A Vicenza e provincia è in arrivo una vera e propria bufera politica che potrebbe concentrare sul Carroccio la sue sferzate. Al momento nel vortice mediatico sono finiti Massimo Signorin e Alberto Filippi, rispettivamente vicesindaco di Arzignano e senatore della Repubblica. Il primo è sotto accertamento dal parte della GdF berica per «evasione fiscale totale e distruzione di documenti contabili». L'azienda di famiglia del secondo invece è finita sotto la lente della magistratura penale vicentina per un presunto giro di sponsorizzazioni fantasma. Sponsorizzazioni che ruoterebbero attorno al faccendiere arzignanese Andrea Ghiotto, uno dei volti più noti della maxi inchiesta per evasione fiscale nel settore concia della Valchiampo denominata Dirty Leather. I giornali locali di ieri hanno pubblicato un lungo elenco delle aziende coinvolte, ma non sono stati indicati i nomi dei soggetti eventualmente colpiti da uno o più avvisi di garanzia; la stessa incertezza vale anche per l'onorevole Filippi, mentre della indagine a carico di Signorin è stato dato ampio risalto.

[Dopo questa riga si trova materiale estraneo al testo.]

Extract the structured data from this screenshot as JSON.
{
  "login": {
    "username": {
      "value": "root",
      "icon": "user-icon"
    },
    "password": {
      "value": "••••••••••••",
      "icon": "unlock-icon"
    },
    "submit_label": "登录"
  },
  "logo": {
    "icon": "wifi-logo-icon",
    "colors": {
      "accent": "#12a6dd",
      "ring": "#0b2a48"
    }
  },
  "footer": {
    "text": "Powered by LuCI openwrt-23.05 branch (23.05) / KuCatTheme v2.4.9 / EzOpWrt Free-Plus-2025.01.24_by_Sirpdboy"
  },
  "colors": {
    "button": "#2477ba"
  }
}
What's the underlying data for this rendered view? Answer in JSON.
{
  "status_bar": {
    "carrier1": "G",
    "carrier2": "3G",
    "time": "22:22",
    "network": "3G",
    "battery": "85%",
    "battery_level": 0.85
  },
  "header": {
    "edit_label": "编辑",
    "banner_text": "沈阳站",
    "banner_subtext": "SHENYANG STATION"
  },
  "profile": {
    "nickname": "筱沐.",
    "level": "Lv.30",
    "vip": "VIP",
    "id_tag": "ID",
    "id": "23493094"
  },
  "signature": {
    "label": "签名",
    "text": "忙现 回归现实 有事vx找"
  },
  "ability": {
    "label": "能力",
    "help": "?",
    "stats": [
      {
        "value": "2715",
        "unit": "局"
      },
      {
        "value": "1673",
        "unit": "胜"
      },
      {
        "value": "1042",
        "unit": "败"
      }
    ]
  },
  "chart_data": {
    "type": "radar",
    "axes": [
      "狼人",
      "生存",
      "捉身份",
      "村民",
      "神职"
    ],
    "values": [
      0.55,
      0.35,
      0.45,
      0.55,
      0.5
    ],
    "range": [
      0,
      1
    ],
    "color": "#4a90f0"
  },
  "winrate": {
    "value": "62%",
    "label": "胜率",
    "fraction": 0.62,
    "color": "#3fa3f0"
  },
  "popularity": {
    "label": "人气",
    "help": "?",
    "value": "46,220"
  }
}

POLEMICA DI SETTEMBRE. Signorin, che riveste anche la carica di consigliere provinciale sempre del Carroccio, nel settembre dello scorso anno era stato al centro di una durissima contesa politica dopo che durante la trasmissione Presa Diretta su Rai 3, aveva in qualche modo giustificato l'evasione fiscale. All'epoca le minoranze di centrosinistra chiesero le sue dimissioni, ma la maggioranza fece quadrato attorno a lui.

IL SENATORE. Ancora diversa è la posizione del senatore leghista Filippi. Anche quest'ultimo era stato oggetto dell'indagine giornalistica di RaiTre, ma all'epoca non emersero dettagli penalmente rilevanti. Dai quotidiani di ieri invece si è appreso che la magistratura starebbe vagliando la posizione di Unichimica, l'azienda di famiglia specializzata nella fornitura di prodotti per le concerie. Non si sa al momento se Filippi o altri suoi familiari siano sottoposti ad indagine penale.

AFFAIRE CIS. Sempre dalla lettura dei quotidiani di ieri emerge che tra le aziende che avrebbero concesso sponsorizzazioni alle società di Ghiotto, riprendendo poi indietro parte delle stesse senza contabilizzarle, ci sarebbe la lombarda Immobiliare Arco. Quest'ultima è una srl di Brescia che sarebbe in trattativa con Cis spa. Una compagnia berica a prevalente capitale pubblico che dovrebbe realizzare un chiacchieratissimo centro merci a Montebello Vicentino. L'operazione (l'intero piano è pari a 500.000 metri quadri), bollata dai detrattori come una colossale speculazione edilizia, ha registrato il massimo della contestazione quando si è saputo che in una parte del comparto originariamente pensato per l'interporto potrebbe essere realizzato un centro commerciale di 80.000 metri quadri. Una fattispecie che potrebbe generare una plusvalenza immobiliare di non poco conto per i privati (proprio i Filippi), che dopo un travagliato accordo con Cis spa, hanno avuto o stanno per avere la disponibilità di una superficie ad uso commerciale e logistico pari a 250.000 metri quadri.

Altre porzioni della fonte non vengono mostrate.